Would recommend getting on social media as that should help you find what's on locally.

PermanentTemporary · 11/07/2026 12:09

Oh yes and tae-kwon-doe! Ds got a bit fed up of having to learn all the Korean history.

JollyHostess101 · 11/07/2026 12:11

Do you have a junior parkrun near you? Great way to meet other kids and parents and get some tiem
outdoors!!

Namechangefordaughterevasion · 11/07/2026 12:11

Worklifebal · 11/07/2026 11:48

Maybe this is the problem then as I don’t use social media. Is that how people find clubs? I’ve just been googling.

Overlooking the fact that MN is 'social media' that absolutely is a problem. You are excluding yourself from a whole load of information and communication.

I'm not suggesting you download every possible app and start posting family photos and the minutiae of your life every 20 minutes. Just joining some local groups and lurking quietly in the background might give you some info about clubs and activities you haven't heard of.

Squidward2026 · 11/07/2026 12:12

RuinartRuination · 11/07/2026 12:01

We are sporty parents of sporty offspring and I agree with you OP.
Sport teaches so much: teamwork, resilience, friendship, less reliance on screens/gaming and fewer mental health issues. plus role models for boys without a father figure at home.

Persevere. Next week go along with the long socks and shin pads.
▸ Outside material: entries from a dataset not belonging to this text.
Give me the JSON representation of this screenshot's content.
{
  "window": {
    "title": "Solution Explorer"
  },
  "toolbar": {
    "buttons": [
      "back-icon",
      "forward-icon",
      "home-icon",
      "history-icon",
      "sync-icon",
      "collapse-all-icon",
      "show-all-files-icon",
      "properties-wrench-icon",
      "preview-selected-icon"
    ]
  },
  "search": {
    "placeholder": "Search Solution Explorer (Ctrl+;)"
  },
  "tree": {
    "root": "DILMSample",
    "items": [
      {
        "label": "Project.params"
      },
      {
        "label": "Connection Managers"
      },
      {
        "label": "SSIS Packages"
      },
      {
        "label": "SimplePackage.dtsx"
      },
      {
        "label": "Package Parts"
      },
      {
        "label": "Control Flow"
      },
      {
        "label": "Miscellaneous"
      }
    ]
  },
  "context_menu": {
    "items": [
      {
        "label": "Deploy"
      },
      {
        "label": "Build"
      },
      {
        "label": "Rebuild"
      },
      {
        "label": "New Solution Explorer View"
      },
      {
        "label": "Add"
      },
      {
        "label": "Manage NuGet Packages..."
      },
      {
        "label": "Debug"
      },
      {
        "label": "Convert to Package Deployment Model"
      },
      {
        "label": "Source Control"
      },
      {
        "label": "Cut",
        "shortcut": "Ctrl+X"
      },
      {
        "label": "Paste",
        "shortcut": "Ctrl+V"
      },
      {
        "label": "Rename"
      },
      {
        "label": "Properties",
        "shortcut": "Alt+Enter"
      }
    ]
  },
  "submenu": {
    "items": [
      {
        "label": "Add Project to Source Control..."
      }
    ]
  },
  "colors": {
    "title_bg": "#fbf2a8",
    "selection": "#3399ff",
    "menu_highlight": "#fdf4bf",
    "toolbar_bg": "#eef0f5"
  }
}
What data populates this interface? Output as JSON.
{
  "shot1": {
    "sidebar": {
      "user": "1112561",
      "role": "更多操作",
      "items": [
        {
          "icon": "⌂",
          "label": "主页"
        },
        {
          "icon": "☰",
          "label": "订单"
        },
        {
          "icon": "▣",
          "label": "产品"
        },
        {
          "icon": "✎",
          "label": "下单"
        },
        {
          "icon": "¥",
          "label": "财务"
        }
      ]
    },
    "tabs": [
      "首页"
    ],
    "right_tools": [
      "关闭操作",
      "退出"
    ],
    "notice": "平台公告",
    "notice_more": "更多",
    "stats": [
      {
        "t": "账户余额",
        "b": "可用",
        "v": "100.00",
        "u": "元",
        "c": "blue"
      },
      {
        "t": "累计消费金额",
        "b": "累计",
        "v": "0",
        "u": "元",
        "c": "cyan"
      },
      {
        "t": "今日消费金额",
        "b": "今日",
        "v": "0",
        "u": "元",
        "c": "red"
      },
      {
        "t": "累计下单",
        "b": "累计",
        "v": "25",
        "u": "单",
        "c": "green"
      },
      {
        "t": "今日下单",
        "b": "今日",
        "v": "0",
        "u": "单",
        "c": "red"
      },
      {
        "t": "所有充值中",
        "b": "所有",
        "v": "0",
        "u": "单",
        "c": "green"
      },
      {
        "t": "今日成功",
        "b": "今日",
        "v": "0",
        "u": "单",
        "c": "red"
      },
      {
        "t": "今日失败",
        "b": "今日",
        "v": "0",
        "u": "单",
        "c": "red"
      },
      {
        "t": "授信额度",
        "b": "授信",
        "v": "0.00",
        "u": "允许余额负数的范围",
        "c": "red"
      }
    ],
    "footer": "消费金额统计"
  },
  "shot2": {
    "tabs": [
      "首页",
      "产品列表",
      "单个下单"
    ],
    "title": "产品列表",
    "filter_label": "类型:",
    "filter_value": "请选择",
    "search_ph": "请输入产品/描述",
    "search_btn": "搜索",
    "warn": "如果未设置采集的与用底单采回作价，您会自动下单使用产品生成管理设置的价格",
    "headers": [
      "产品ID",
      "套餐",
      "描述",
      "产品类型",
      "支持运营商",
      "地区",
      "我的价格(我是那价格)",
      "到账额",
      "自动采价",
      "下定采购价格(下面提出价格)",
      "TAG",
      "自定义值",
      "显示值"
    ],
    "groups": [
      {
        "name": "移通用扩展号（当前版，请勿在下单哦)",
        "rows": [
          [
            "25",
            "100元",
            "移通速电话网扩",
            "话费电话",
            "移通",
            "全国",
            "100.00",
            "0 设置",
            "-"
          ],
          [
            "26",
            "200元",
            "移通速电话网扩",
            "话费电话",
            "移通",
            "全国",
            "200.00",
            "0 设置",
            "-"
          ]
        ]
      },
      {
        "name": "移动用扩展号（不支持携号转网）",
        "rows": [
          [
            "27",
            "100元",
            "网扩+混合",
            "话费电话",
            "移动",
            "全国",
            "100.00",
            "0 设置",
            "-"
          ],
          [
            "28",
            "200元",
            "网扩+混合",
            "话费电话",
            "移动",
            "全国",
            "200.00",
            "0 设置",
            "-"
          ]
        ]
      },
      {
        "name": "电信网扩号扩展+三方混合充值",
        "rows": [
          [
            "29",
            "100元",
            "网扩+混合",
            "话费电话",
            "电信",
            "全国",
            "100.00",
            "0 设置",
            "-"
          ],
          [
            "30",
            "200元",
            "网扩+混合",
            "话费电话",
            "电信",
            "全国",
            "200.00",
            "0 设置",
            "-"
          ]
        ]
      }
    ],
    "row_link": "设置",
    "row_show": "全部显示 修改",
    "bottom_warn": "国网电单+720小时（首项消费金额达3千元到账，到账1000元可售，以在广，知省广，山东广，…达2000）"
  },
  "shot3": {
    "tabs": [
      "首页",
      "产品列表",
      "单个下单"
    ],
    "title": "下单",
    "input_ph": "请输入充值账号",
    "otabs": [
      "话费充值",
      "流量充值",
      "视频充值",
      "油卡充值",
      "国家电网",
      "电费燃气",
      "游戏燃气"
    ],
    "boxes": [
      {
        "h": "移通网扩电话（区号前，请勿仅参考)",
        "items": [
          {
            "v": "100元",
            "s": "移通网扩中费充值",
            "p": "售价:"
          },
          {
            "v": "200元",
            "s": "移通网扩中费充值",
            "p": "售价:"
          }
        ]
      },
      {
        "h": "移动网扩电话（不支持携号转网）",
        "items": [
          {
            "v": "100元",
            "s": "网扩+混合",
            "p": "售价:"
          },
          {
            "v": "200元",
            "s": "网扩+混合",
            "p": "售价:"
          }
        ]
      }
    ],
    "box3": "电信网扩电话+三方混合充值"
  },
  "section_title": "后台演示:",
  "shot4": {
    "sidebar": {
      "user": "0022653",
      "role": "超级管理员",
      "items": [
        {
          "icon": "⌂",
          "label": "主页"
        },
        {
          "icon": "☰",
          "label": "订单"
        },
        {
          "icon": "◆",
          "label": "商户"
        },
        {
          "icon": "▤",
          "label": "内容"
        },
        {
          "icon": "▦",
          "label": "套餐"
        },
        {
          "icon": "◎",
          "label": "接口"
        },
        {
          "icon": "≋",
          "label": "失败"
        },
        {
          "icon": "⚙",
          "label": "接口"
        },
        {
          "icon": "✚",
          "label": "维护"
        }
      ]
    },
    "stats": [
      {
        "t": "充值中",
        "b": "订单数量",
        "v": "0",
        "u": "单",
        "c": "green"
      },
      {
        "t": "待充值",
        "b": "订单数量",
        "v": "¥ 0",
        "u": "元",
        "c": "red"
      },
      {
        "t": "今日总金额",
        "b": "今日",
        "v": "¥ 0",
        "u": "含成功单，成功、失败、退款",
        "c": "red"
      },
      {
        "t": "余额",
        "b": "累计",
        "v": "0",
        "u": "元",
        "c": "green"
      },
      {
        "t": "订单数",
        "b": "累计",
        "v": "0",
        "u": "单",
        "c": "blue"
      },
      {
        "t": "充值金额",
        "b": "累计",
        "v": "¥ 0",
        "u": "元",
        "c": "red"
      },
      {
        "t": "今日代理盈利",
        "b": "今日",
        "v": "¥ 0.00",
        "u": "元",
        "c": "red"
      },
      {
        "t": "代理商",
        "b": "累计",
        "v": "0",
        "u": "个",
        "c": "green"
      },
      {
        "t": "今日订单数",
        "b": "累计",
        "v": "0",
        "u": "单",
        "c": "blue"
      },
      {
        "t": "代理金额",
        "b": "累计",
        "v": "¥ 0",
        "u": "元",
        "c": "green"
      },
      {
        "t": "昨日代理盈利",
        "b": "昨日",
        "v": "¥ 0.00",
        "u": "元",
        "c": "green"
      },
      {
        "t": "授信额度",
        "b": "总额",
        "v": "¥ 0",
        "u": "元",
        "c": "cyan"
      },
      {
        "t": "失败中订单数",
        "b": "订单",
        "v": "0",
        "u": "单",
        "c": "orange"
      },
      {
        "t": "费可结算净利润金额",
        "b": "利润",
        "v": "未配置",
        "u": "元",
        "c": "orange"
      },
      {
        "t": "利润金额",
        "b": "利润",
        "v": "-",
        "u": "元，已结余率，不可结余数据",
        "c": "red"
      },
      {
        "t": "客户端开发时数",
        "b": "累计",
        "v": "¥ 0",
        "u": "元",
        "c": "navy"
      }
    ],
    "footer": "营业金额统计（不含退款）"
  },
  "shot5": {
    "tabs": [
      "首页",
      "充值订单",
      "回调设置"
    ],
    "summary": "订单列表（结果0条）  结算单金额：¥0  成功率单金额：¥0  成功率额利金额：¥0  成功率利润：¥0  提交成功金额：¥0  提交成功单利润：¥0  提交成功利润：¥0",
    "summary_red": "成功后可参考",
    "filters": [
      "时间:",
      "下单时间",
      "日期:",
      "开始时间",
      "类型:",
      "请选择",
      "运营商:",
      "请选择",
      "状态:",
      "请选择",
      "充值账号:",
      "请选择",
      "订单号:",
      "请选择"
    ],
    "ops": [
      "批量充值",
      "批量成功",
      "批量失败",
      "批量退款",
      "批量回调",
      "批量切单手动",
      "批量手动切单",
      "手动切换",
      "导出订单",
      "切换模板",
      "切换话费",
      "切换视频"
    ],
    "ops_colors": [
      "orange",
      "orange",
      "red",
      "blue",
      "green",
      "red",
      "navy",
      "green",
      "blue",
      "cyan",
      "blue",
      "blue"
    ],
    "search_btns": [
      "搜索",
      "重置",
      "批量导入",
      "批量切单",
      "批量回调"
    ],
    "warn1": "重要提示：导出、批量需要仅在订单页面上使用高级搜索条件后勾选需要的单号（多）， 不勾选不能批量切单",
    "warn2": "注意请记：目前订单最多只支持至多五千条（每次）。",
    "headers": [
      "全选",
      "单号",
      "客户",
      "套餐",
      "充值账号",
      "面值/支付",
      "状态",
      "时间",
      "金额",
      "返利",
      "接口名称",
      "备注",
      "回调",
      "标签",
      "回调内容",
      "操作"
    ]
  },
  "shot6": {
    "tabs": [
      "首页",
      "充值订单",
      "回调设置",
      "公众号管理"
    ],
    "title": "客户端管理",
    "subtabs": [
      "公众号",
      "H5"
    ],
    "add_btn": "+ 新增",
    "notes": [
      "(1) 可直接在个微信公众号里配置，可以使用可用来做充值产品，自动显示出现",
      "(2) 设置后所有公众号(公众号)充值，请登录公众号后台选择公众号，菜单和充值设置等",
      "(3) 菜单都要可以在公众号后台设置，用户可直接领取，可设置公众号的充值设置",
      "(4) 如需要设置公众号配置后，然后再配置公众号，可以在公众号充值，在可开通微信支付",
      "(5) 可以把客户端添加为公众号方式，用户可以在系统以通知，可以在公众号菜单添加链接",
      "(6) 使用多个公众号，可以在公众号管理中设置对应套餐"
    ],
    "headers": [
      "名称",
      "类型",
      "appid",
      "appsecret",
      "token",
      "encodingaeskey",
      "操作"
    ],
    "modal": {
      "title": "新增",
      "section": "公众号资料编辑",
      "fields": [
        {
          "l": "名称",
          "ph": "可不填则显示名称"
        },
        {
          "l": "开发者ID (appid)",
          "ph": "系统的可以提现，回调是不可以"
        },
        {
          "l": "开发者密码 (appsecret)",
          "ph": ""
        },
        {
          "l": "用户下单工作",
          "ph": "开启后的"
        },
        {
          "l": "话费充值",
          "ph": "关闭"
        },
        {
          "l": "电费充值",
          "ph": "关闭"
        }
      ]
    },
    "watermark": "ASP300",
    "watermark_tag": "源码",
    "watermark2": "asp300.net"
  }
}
incidentally, Vinted can be your friend for kit. I was once selling a pair of football boots for a few pounds and the lady buying asked me if I happened to have a pair of football socks I could throw in as her child didn’t have any. I only sell things on Vinted to get them out of my house so was delighted to I reduced them to £1 and threw in 3 pairs of socks plus cost of postage).

Edited

Perservere but at a few sports, not just one if football isnt right dont force it else he will grow up hating sport.

naptimeplease · 11/07/2026 12:12

Whaleandsnail6 · 11/07/2026 11:59

If he likes football and wants to give it a go, just go back next week with shin pads and socks.

Its only a big deal if you make it one.

It sounds like an awful experience, but I would say take it on the chin and try again next week for your DS. Try call them again maybe in the meantime time, to see if there's anything else you need to know? Sounds obvious but you need sunscreen & water to participate too.

Most sport clubs near me advertise primarily on social. Setting up and maintaining websites is a loads of work and a lot of the coaches are volunteers that don't have the time or skill set.

They also fill up fast before summer term; early spring tends to be when most open.

Tae kwan do, jiu jitsu, swimming are all worth a look too if your DS is interested.